For dinner, we headed out to the square to eat at another treehouse style restaurant called La Sirena. This was by far the most Americanized restaurant we have been to, and the server/host who stood by the menu outside spoke English as well as we did. He was able to explain to us what was going on in the square, which was a huge event they had erected an enormous tent for, and it seemed the entire town was present. Drummers banged on huge trash cans, city officials were giving speeches at a microphone, and there was even a group of protesters holding up signs that said “Wall of Shame” in Spanish with photos of various leaders and their names listed. Apparently, we were witnessing history as Puerto Morelos became a municipality, so that now it could use its own tax money to do things like fix its roads, etc. instead of giving their taxes to Cancun and asking them for permission to make improvements. The protesters were there because those who were chosen to run the city were not from Puerto Morelos, and the citizens are concerned because these officials do not love the city as a local would, and will only want to expand and attract more tourists, essentially turning it into the next Playa del Carmen. The appeal of Puerto Morelos is that it is still very isolated, maintaining the charm of a local fishing village and not a tourist destination, and this was one of the main reasons we chose this as our home base for a week.
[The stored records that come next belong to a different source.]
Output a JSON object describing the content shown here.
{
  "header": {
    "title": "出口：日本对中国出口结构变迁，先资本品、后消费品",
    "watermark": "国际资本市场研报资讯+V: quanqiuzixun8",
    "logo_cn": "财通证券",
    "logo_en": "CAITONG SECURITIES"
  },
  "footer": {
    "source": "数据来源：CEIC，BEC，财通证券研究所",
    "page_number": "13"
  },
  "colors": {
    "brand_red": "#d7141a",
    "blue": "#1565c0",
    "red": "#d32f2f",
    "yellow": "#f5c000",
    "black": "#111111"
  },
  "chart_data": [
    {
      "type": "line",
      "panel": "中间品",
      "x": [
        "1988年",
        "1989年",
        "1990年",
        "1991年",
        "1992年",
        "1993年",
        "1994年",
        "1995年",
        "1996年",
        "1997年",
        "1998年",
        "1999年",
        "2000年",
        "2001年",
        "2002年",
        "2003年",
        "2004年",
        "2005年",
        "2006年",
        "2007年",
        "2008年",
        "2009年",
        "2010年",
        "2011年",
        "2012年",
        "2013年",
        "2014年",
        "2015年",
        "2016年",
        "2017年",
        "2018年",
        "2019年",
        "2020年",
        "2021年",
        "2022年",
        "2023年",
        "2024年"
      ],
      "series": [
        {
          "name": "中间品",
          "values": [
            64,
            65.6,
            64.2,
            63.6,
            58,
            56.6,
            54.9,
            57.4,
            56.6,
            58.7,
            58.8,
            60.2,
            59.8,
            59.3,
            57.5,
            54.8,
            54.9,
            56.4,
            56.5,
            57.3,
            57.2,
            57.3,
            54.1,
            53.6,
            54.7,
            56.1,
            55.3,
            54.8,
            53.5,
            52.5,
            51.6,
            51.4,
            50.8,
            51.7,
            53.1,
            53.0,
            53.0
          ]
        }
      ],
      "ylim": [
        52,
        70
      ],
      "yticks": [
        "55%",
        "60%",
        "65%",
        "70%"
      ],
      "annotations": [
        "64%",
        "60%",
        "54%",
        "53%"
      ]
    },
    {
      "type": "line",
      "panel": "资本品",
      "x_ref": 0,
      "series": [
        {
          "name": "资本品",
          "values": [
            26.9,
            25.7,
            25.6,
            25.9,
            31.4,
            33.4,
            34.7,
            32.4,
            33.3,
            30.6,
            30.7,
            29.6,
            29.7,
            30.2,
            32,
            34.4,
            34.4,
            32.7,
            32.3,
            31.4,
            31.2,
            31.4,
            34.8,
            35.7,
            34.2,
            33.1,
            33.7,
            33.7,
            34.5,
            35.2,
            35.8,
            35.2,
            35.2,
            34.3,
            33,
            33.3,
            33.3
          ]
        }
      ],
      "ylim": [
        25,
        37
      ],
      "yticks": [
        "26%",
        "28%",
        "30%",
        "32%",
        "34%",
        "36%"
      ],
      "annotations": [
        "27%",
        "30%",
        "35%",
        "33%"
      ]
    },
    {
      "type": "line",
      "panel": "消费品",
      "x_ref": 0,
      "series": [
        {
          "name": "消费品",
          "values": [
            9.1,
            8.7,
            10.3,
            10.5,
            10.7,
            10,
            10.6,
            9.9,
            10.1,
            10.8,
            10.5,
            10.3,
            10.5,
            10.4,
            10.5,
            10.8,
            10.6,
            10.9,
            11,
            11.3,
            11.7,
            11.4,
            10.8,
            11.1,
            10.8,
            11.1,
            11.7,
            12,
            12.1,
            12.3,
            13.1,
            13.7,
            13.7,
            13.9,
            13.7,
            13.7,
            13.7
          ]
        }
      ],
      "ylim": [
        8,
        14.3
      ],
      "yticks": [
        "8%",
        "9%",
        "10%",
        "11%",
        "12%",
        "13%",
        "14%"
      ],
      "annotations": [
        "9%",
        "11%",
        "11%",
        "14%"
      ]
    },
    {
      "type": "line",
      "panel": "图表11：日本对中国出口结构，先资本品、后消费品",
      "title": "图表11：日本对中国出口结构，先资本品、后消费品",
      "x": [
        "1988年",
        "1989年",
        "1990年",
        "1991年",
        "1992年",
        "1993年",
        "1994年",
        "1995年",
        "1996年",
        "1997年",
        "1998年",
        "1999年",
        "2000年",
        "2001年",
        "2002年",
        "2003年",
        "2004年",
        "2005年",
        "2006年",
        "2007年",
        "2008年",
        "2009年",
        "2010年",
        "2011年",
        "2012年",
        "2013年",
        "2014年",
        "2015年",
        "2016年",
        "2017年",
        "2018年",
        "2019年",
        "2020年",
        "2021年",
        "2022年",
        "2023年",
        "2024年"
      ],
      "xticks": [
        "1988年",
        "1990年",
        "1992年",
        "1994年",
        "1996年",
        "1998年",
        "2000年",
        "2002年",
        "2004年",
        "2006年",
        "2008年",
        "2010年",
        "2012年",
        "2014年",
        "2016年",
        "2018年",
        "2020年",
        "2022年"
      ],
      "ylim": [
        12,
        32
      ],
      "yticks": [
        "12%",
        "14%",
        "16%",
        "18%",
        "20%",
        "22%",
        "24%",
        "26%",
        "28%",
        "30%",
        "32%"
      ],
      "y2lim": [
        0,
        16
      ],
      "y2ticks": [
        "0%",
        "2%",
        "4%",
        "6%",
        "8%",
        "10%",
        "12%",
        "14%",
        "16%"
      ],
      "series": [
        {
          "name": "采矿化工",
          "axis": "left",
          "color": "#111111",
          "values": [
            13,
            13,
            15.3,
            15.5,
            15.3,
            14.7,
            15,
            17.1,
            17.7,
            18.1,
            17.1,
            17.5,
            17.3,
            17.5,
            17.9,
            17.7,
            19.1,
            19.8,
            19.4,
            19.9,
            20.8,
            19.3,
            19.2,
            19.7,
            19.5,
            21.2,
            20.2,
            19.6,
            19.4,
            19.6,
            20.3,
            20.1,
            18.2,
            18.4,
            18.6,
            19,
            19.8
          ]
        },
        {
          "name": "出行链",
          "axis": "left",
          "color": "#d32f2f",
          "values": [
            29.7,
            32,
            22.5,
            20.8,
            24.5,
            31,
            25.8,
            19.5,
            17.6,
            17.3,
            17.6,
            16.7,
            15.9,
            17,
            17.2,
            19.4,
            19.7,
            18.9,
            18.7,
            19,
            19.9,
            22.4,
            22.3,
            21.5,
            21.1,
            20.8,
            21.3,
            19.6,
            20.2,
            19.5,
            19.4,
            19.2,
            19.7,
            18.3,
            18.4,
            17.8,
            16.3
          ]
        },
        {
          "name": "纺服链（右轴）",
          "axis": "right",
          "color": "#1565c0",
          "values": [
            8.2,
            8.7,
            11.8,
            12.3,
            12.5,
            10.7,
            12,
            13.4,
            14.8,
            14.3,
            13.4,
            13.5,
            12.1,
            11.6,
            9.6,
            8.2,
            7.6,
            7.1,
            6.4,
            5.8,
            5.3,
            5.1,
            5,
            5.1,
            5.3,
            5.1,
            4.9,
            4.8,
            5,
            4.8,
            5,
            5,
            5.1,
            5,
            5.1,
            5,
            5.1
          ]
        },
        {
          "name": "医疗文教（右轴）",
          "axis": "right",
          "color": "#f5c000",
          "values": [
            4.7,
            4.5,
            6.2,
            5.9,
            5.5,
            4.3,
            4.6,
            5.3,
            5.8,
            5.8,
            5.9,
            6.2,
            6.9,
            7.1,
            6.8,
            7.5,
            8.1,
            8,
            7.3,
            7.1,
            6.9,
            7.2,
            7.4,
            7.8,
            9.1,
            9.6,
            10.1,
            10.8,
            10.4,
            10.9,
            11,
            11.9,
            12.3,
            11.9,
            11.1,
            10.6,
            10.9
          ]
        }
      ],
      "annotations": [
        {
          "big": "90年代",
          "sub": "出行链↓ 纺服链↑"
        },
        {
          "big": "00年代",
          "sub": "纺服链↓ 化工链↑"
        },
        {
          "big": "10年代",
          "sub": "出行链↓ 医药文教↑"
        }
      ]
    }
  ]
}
I would be sad to see it lose that appeal, and felt for those protesters. The event ended with fireworks off the pier, which we could see from our hotel balcony.

Municipality event

Protesters and their "Wall of Shame" sign

Dinner itself was good. The menu boasted all kinds of delicious items we would recognize from home, and was actually the only menu I had seen where everything in English was spelled accurately and in terms we would use ourselves, aka it didn’t feel like I was reading something that was translated. We ordered fried zucchini to start, and I had a burger with fries while Todd had something called village chicken. The drinks from the bar were fruity and tasty, but not very well balanced, which was disappointing. For dessert, we had the brownie a la mode, which was dry and hard, but the ice cream was good. The service was the most Americanized as well (I think the owner may be American?), and it was the first time a server actually introduced himself to us (Hi, my name is Carlos and I will be taking care of you this evening) and they waited until we both were finished eating to take the plates away. I have noticed this is something that never happens elsewhere here…they always remove your plate right when you finish eating, even if everyone else is not finished. When I was a server, we were trained to never do this unless the table was overly crowded for space. The owner (we think…or manager?) came over to our table to make sure everything was ok, and brought us our drinks when our server fell behind because he had an enormous party of 10+ people sit down after us, and a full section on top of that. But the atmosphere was overall great, and the food was good, with a diverse international menu.

My drink was called a Beached Eskimo

Since the municipality event was still going on, we walked around the square and saw some of the items for sale at vendor tables, but headed back to the hotel for an early night.


  1. I'm impressed at your adventurous spirit in the water park as I KNOW how much you do not like water. Sounds like a very fun day...I remember acqualandia and it was cool, but not THAT cool!